Comparing Estimators
Different fields use different definitions of "effective dimension". This tutorial highlights the differences.
PCA vs Participation Ratio
- PCA relies on a hard threshold (e.g., 95% variance). It answers "how many axes do I need to keep?".
- Participation Ratio (PR) is a "soft" count. It answers "how spread out is the variance?".
Consider a spectrum where eigenvalues decay slowly: \(\lambda_i = 1/i\).
import numpy as np
import effdim
# Simulate a slow decay spectrum directly
D = 50
lambdas = 1.0 / np.arange(1, D+1)
# Generate data X (N=1000, D=50) that respects this spectrum
# X = U * S * V.T
# Singular values s_i = sqrt(lambda_i * (N-1))
N = 1000
s = np.sqrt(lambdas * (N - 1))
# Random orthogonal matrix U (N x D)
U, _ = np.linalg.qr(np.random.randn(N, D))
X = U @ np.diag(s)
results = effdim.compute_dim(X)
pca_95 = results['pca_explained_variance_95']

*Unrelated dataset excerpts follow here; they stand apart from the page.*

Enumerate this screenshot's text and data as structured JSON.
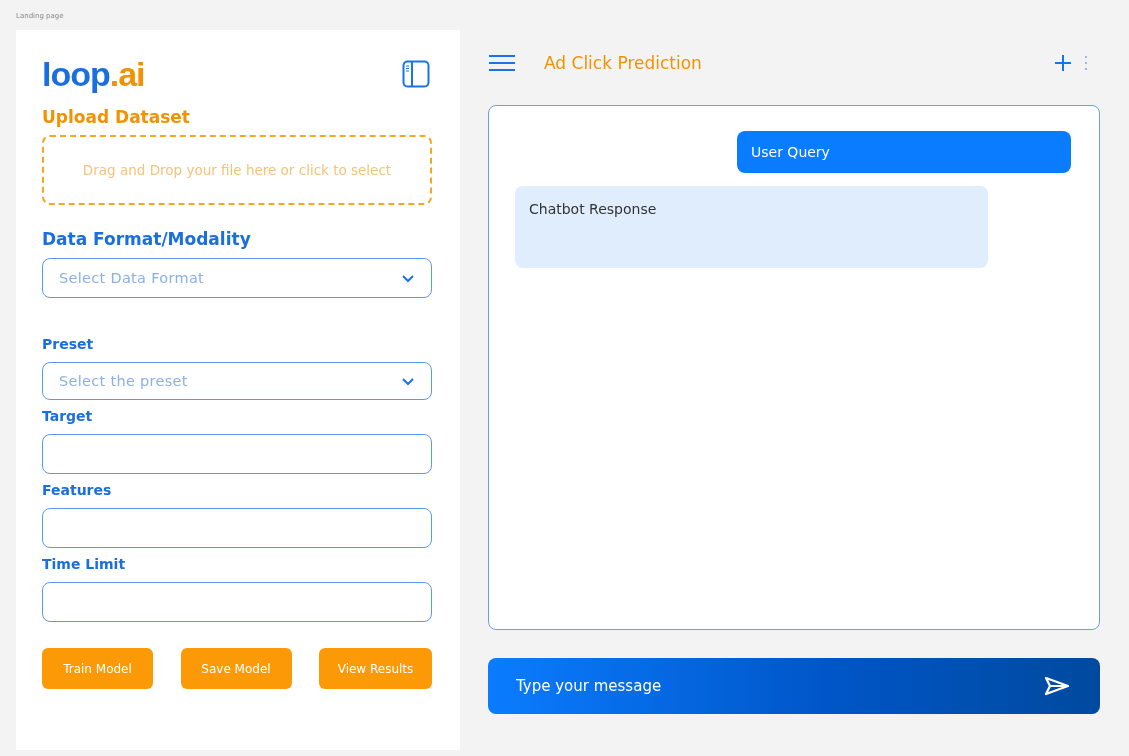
{
  "frame_label": "Landing page",
  "sidebar": {
    "logo": {
      "main": "loop",
      "suffix": ".ai"
    },
    "upload": {
      "heading": "Upload Dataset",
      "dropzone": "Drag and Drop your file here or click to select"
    },
    "fields": [
      {
        "kind": "select",
        "label": "Data Format/Modality",
        "placeholder": "Select Data Format"
      },
      {
        "kind": "select",
        "label": "Preset",
        "placeholder": "Select the preset"
      },
      {
        "kind": "text",
        "label": "Target"
      },
      {
        "kind": "text",
        "label": "Features"
      },
      {
        "kind": "text",
        "label": "Time Limit"
      }
    ],
    "buttons": [
      "Train Model",
      "Save Model",
      "View Results"
    ]
  },
  "chat": {
    "title": "Ad Click Prediction",
    "messages": [
      {
        "kind": "user",
        "text": "User Query"
      },
      {
        "kind": "bot",
        "text": "Chatbot Response"
      }
    ],
    "input": {
      "placeholder": "Type your message"
    }
  }
}
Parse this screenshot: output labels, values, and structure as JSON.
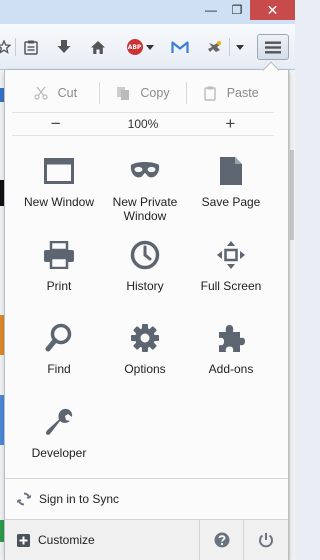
{
  "window": {
    "minimize_glyph": "—",
    "maximize_glyph": "❐",
    "close_glyph": "✕"
  },
  "toolbar": {
    "icons": [
      "star-icon",
      "reading-list-icon",
      "download-icon",
      "home-icon",
      "adblock-icon",
      "gmail-icon",
      "extension-icon",
      "hamburger-menu-icon"
    ],
    "abp_text": "ABP"
  },
  "menu": {
    "edit": {
      "cut": "Cut",
      "copy": "Copy",
      "paste": "Paste"
    },
    "zoom": {
      "minus": "−",
      "value": "100%",
      "plus": "+"
    },
    "items": [
      {
        "label": "New Window",
        "icon": "new-window-icon"
      },
      {
        "label": "New Private Window",
        "icon": "private-mask-icon"
      },
      {
        "label": "Save Page",
        "icon": "save-page-icon"
      },
      {
        "label": "Print",
        "icon": "printer-icon"
      },
      {
        "label": "History",
        "icon": "clock-icon"
      },
      {
        "label": "Full Screen",
        "icon": "fullscreen-icon"
      },
      {
        "label": "Find",
        "icon": "magnifier-icon"
      },
      {
        "label": "Options",
        "icon": "gear-icon"
      },
      {
        "label": "Add-ons",
        "icon": "puzzle-icon"
      },
      {
        "label": "Developer",
        "icon": "wrench-icon"
      }
    ],
    "sync_label": "Sign in to Sync",
    "customize_label": "Customize",
    "help_icon": "help-icon",
    "quit_icon": "power-icon"
  },
  "colors": {
    "icon_gray": "#5c6570",
    "close_red": "#c74b4b",
    "gmail_blue": "#3b7fd8",
    "abp_red": "#cc3333"
  }
}
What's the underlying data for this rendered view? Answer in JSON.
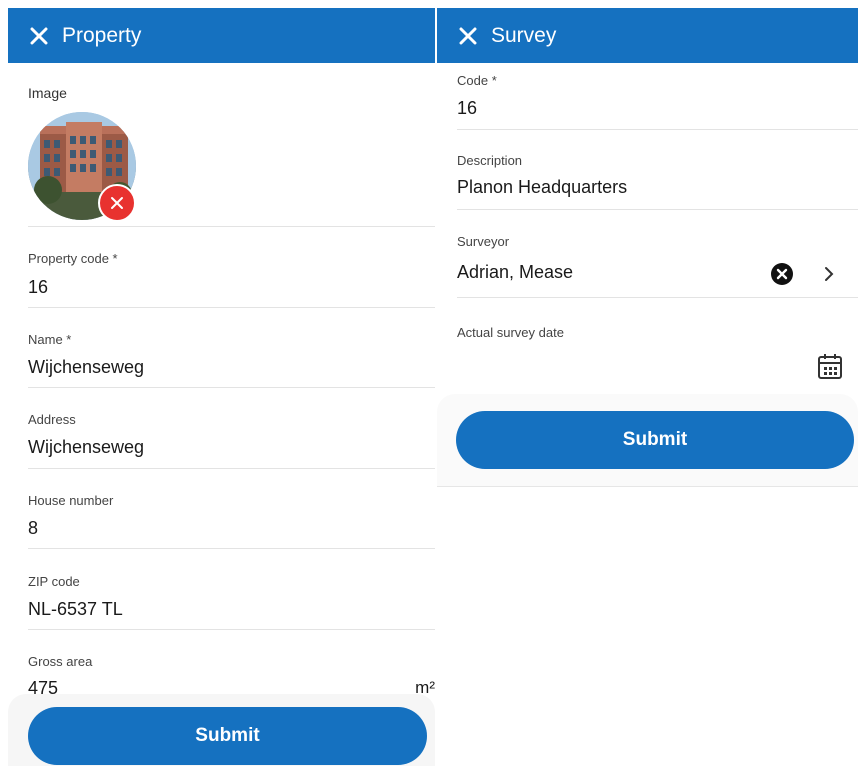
{
  "property": {
    "title": "Property",
    "image_label": "Image",
    "fields": {
      "property_code": {
        "label": "Property code *",
        "value": "16"
      },
      "name": {
        "label": "Name *",
        "value": "Wijchenseweg"
      },
      "address": {
        "label": "Address",
        "value": "Wijchenseweg"
      },
      "house_number": {
        "label": "House number",
        "value": "8"
      },
      "zip_code": {
        "label": "ZIP code",
        "value": "NL-6537 TL"
      },
      "gross_area": {
        "label": "Gross area",
        "value": "475",
        "unit": "m²"
      }
    },
    "submit_label": "Submit"
  },
  "survey": {
    "title": "Survey",
    "fields": {
      "code": {
        "label": "Code *",
        "value": "16"
      },
      "description": {
        "label": "Description",
        "value": "Planon Headquarters"
      },
      "surveyor": {
        "label": "Surveyor",
        "value": "Adrian, Mease"
      },
      "actual_survey_date": {
        "label": "Actual survey date",
        "value": ""
      }
    },
    "submit_label": "Submit"
  },
  "colors": {
    "header": "#1571c0",
    "button": "#1571c0",
    "remove": "#e8322f"
  },
  "icons": [
    "close-icon",
    "remove-image-icon",
    "clear-icon",
    "chevron-right-icon",
    "calendar-icon"
  ]
}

pr = results['participation_ratio']
print(f"PCA (95%): {pca_95}")
print(f"Participation Ratio: {pr:.2f}")
In heavy-tailed distributions, PCA might suggest a very high dimension (to capture the tail), whereas PR might suggest a lower dimension because the mass is concentrated at the start.
Shannon vs Rényi
Shannon Entropy weights probabilities logarithmically. Rényi entropy (with \(\alpha=2\), which relates to PR) weights higher probabilities more heavily.
- Shannon is sensitive to the entire distribution.
- PR (Rényi-2) is more dominated by the largest eigenvalues.
If you have a dataset with many small noise directions, Shannon dimension might be higher than PR.